The learned judge below held that while the second marriage was void, and cohabitation and reputation alone are insufficient to prove marriage, the conduct of the libellant and respondent in living together for twenty years, and their repeated acts and declarations indicating they regarded themselves as man and wife, created a presumption of a valid marriage. With this conclusion we are unable to agree.
Section 12 of the Divorce Code of May 2, 1929, P.L. 1237, as amended July 15, 1935, P.L. 1013 (23 P. S. § 12), followed the Act of April 14, 1859, P.L. 647, except it does not limit the right to annulment to an innocent or injured person as did the Act of 1859. That section provides: "In all cases where a supposed or alleged marriage shall have been contracted, which is absolutely void by reason of one of the parties thereto having a spouse living at the time of the supposed or *Page 327 alleged marriage . . . . . . such supposed or alleged marriage may, upon the application of either party, be declared null and void."

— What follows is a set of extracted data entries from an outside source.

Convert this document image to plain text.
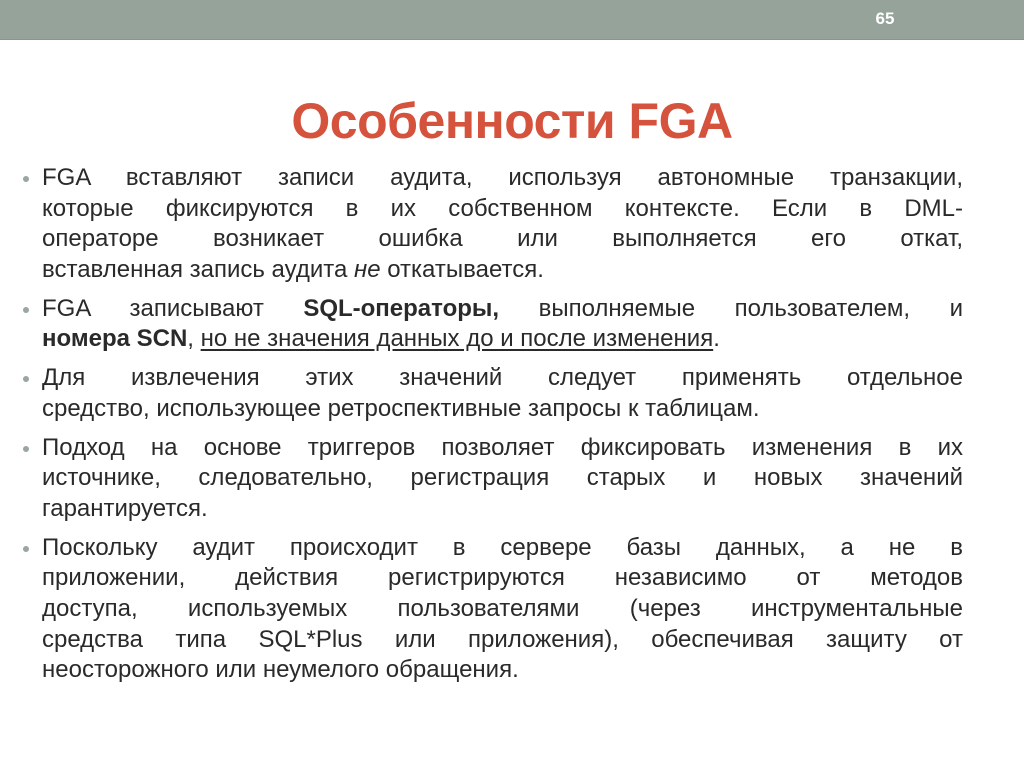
65
Особенности FGA
FGA вставляют записи аудита, используя автономные транзакции,
которые фиксируются в их собственном контексте. Если в DML-
операторе возникает ошибка или выполняется его откат,
вставленная запись аудита не откатывается.
FGA записывают SQL-операторы, выполняемые пользователем, и
номера SCN, но не значения данных до и после изменения.
Для извлечения этих значений следует применять отдельное
средство, использующее ретроспективные запросы к таблицам.
Подход на основе триггеров позволяет фиксировать изменения в их
источнике, следовательно, регистрация старых и новых значений
гарантируется.
Поскольку аудит происходит в сервере базы данных, а не в
приложении, действия регистрируются независимо от методов
доступа, используемых пользователями (через инструментальные
средства типа SQL*Plus или приложения), обеспечивая защиту от
неосторожного или неумелого обращения.
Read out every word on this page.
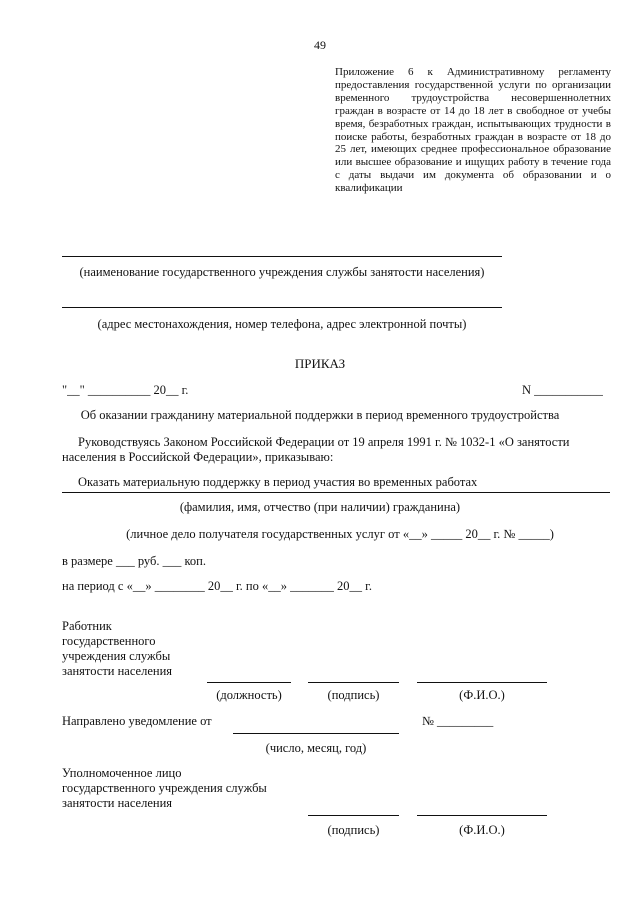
49
Приложение 6 к Административному регламенту предоставления государственной услуги по организации временного трудоустройства несовершеннолетних граждан в возрасте от 14 до 18 лет в свободное от учебы время, безработных граждан, испытывающих трудности в поиске работы, безработных граждан в возрасте от 18 до 25 лет, имеющих среднее профессиональное образование или высшее образование и ищущих работу в течение года с даты выдачи им документа об образовании и о квалификации
(наименование государственного учреждения службы занятости населения)
(адрес местонахождения, номер телефона, адрес электронной почты)
ПРИКАЗ
"__" __________ 20__ г.	N ___________
Об оказании гражданину материальной поддержки в период временного трудоустройства
Руководствуясь Законом Российской Федерации от 19 апреля 1991 г. № 1032-1 «О занятости
населения в Российской Федерации», приказываю:
Оказать материальную поддержку в период участия во временных работах
(фамилия, имя, отчество (при наличии) гражданина)
(личное дело получателя государственных услуг от «__» _____ 20__ г. № _____)
в размере ___ руб. ___ коп.
на период с «__» ________ 20__ г. по «__» _______ 20__ г.
Работник
государственного
учреждения службы
занятости населения
(должность)	(подпись)	(Ф.И.О.)
Направлено уведомление от	№ _________
(число, месяц, год)
Уполномоченное лицо
государственного учреждения службы
занятости населения
(подпись)	(Ф.И.О.)
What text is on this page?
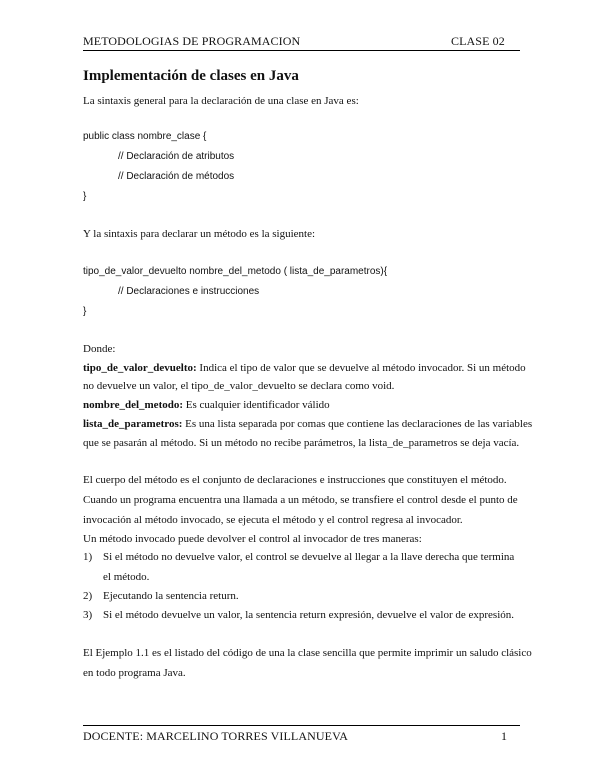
METODOLOGIAS DE PROGRAMACION	CLASE 02
Implementación de clases en Java
La sintaxis general para la declaración de una clase en Java es:
public class nombre_clase {
// Declaración de atributos
// Declaración de métodos
}
Y la sintaxis para declarar un método es la siguiente:
tipo_de_valor_devuelto nombre_del_metodo ( lista_de_parametros){
// Declaraciones e instrucciones
}
Donde:
tipo_de_valor_devuelto: Indica el tipo de valor que se devuelve al método invocador. Si un método
no devuelve un valor, el tipo_de_valor_devuelto se declara como void.
nombre_del_metodo: Es cualquier identificador válido
lista_de_parametros: Es una lista separada por comas que contiene las declaraciones de las variables
que se pasarán al método. Si un método no recibe parámetros, la lista_de_parametros se deja vacía.
El cuerpo del método es el conjunto de declaraciones e instrucciones que constituyen el método.
Cuando un programa encuentra una llamada a un método, se transfiere el control desde el punto de
invocación al método invocado, se ejecuta el método y el control regresa al invocador.
Un método invocado puede devolver el control al invocador de tres maneras:
1) Si el método no devuelve valor, el control se devuelve al llegar a la llave derecha que termina
el método.
2) Ejecutando la sentencia return.
3) Si el método devuelve un valor, la sentencia return expresión, devuelve el valor de expresión.
El Ejemplo 1.1 es el listado del código de una la clase sencilla que permite imprimir un saludo clásico
en todo programa Java.
DOCENTE: MARCELINO TORRES VILLANUEVA	1
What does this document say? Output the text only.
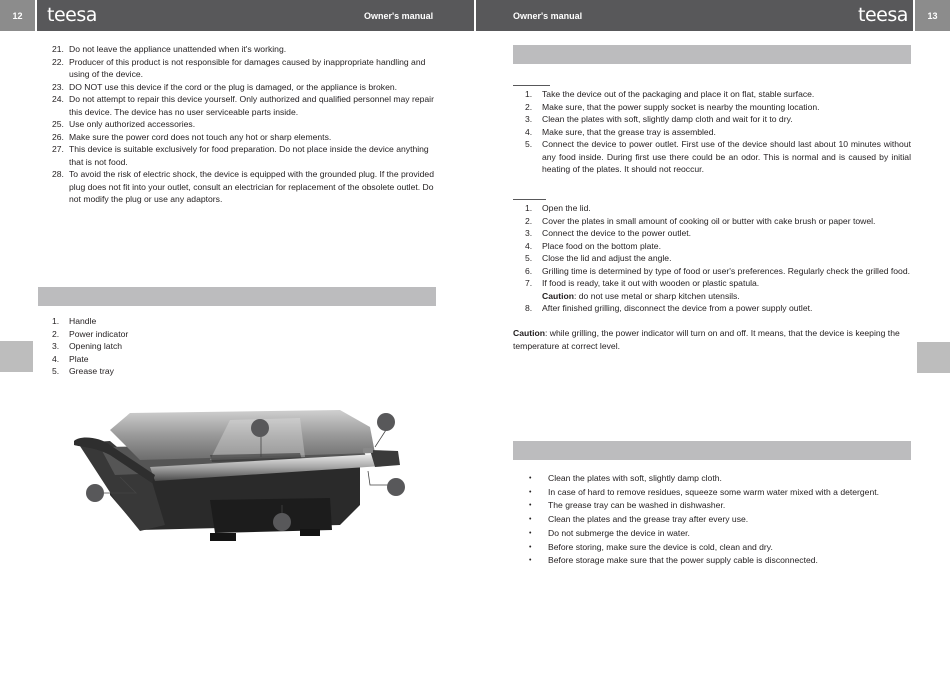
12	teesa	Owner's manual	Owner's manual	teesa	13
21. Do not leave the appliance unattended when it's working.
22. Producer of this product is not responsible for damages caused by inappropriate handling and using of the device.
23. DO NOT use this device if the cord or the plug is damaged, or the appliance is broken.
24. Do not attempt to repair this device yourself. Only authorized and qualified personnel may repair this device. The device has no user serviceable parts inside.
25. Use only authorized accessories.
26. Make sure the power cord does not touch any hot or sharp elements.
27. This device is suitable exclusively for food preparation. Do not place inside the device anything that is not food.
28. To avoid the risk of electric shock, the device is equipped with the grounded plug. If the provided plug does not fit into your outlet, consult an electrician for replacement of the obsolete outlet. Do not modify the plug or use any adaptors.
1. Handle
2. Power indicator
3. Opening latch
4. Plate
5. Grease tray
1. Take the device out of the packaging and place it on flat, stable surface.
2. Make sure, that the power supply socket is nearby the mounting location.
3. Clean the plates with soft, slightly damp cloth and wait for it to dry.
4. Make sure, that the grease tray is assembled.
5. Connect the device to power outlet. First use of the device should last about 10 minutes without any food inside. During first use there could be an odor. This is normal and is caused by initial heating of the plates. It should not reoccur.
1. Open the lid.
2. Cover the plates in small amount of cooking oil or butter with cake brush or paper towel.
3. Connect the device to the power outlet.
4. Place food on the bottom plate.
5. Close the lid and adjust the angle.
6. Grilling time is determined by type of food or user's preferences. Regularly check the grilled food.
7. If food is ready, take it out with wooden or plastic spatula.
Caution: do not use metal or sharp kitchen utensils.
8. After finished grilling, disconnect the device from a power supply outlet.
Caution: while grilling, the power indicator will turn on and off. It means, that the device is keeping the temperature at correct level.
• Clean the plates with soft, slightly damp cloth.
• In case of hard to remove residues, squeeze some warm water mixed with a detergent.
• The grease tray can be washed in dishwasher.
• Clean the plates and the grease tray after every use.
• Do not submerge the device in water.
• Before storing, make sure the device is cold, clean and dry.
• Before storage make sure that the power supply cable is disconnected.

We find nothing ambiguous in this language, as argued by the appellee. The obvious intention of the legislature was that if a spouse of one of the parties is living at the time the marriage contract is entered into — not when the application for annulment is filed — the contract is void. No doubt can exist that this supposed marriage did not create a marital relationship.
The next question is whether a valid marital status between these parties was established thereafter and existed at the time this proceeding was instituted.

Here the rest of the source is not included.